Arthur Topham

Personal information
- Full name: Arthur George Topham
- Date of birth: 19 February 1869
- Place of birth: Elson, Ellesmere, England
- Date of death: 18 May 1931 (aged 62)
- Place of death: Eastbourne, England
- Position(s): Left half

Youth career
- 1890: Oxford University

Senior career*
- Years: Team / Apps / (Gls)
- 1891–1894: Casuals
- Chiswick Park
- 1892–1903: Eastbourne
- 1893–1897: Corinthian (guest)

International career
- 1894: England / 1 / (0)

= Arthur Topham =

English footballer (1869–1931)

Arthur George Topham (19 February 1869 – 18 May 1931) was an English international footballer who played as a left half.

==Early and personal life==
Topham was born on 19 February 1869, in Elson, near Ellesmere, as the youngest of six children.

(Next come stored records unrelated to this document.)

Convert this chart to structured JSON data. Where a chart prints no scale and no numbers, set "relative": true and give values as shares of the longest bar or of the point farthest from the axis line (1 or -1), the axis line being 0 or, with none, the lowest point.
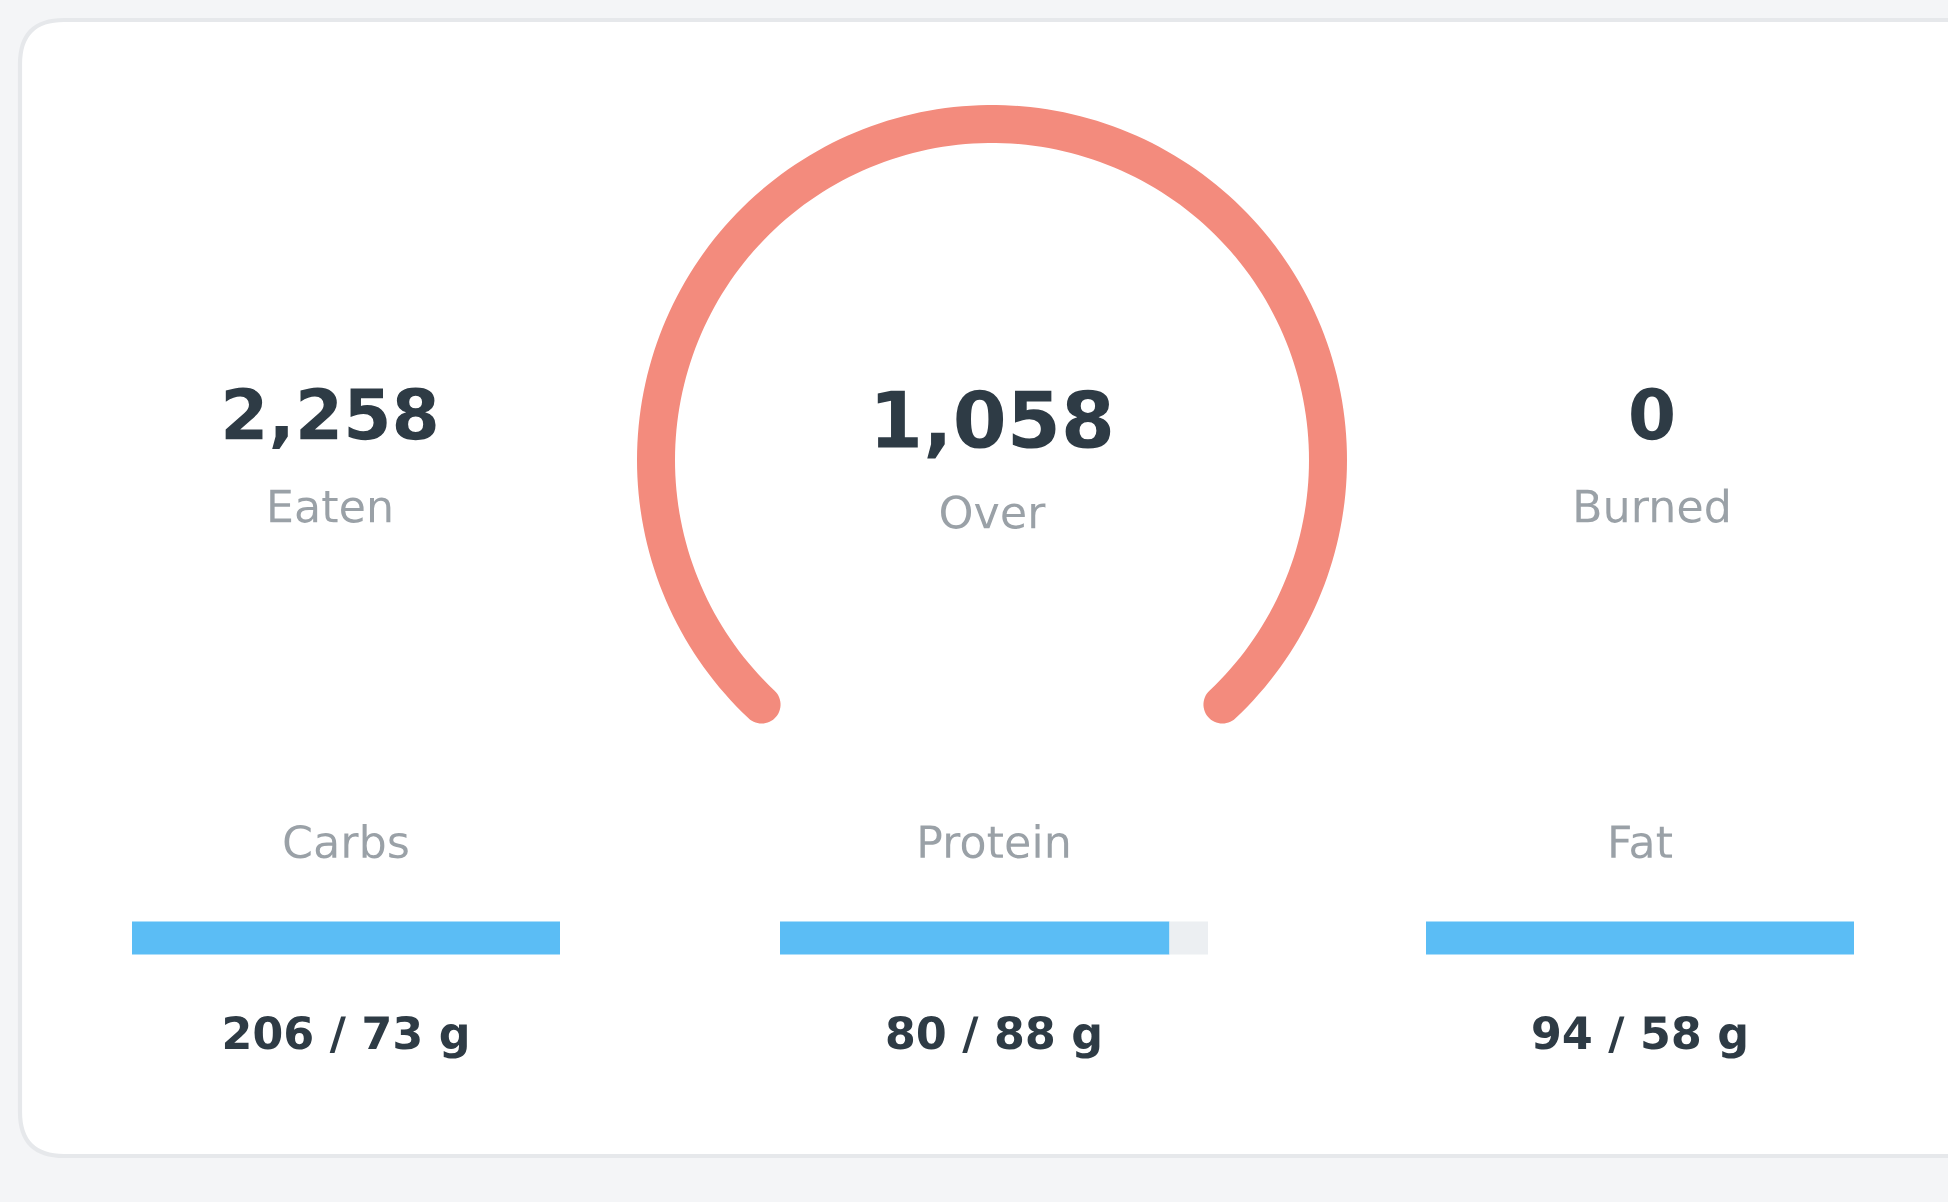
{
  "chart_data": [
    {
      "type": "pie",
      "categories": [
        null
      ],
      "values": [
        100
      ],
      "colors": [
        "#f38b7d"
      ],
      "annotations": [
        "2,258",
        "Eaten",
        "1,058",
        "Over",
        "0",
        "Burned"
      ]
    },
    {
      "type": "bar",
      "orientation": "horizontal",
      "relative": true,
      "stacked": true,
      "categories": [
        "Carbs"
      ],
      "series": [
        {
          "color": "#5bbdf5",
          "values": [
            1
          ]
        },
        {
          "color": "#eceff2",
          "values": [
            0
          ]
        }
      ],
      "annotations": [
        "206 / 73 g"
      ]
    },
    {
      "type": "bar",
      "orientation": "horizontal",
      "relative": true,
      "stacked": true,
      "categories": [
        "Protein"
      ],
      "series": [
        {
          "color": "#5bbdf5",
          "values": [
            0.91
          ]
        },
        {
          "color": "#eceff2",
          "values": [
            0.09
          ]
        }
      ],
      "annotations": [
        "80 / 88 g"
      ]
    },
    {
      "type": "bar",
      "orientation": "horizontal",
      "relative": true,
      "stacked": true,
      "categories": [
        "Fat"
      ],
      "series": [
        {
          "color": "#5bbdf5",
          "values": [
            1
          ]
        },
        {
          "color": "#eceff2",
          "values": [
            0
          ]
        }
      ],
      "annotations": [
        "94 / 58 g"
      ]
    }
  ]
}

His brother Robert was also a footballer. He attended Oswestry School, followed by Keble College, Oxford, where he earned a Blue in 1890.

==Career==
Topham played club football for Casuals, Eastbourne and Chiswick Park, and also guested for Corinthian. He was a runner-up in the FA Amateur Cup in 1894.

He played for Eastbourne between 1892 and 1903, when he retired.

He earned one cap for England in 1894.

==Later life and death==
Topham later worked as a private tutor, dying on 18 May 1931, aged 62, in Eastbourne.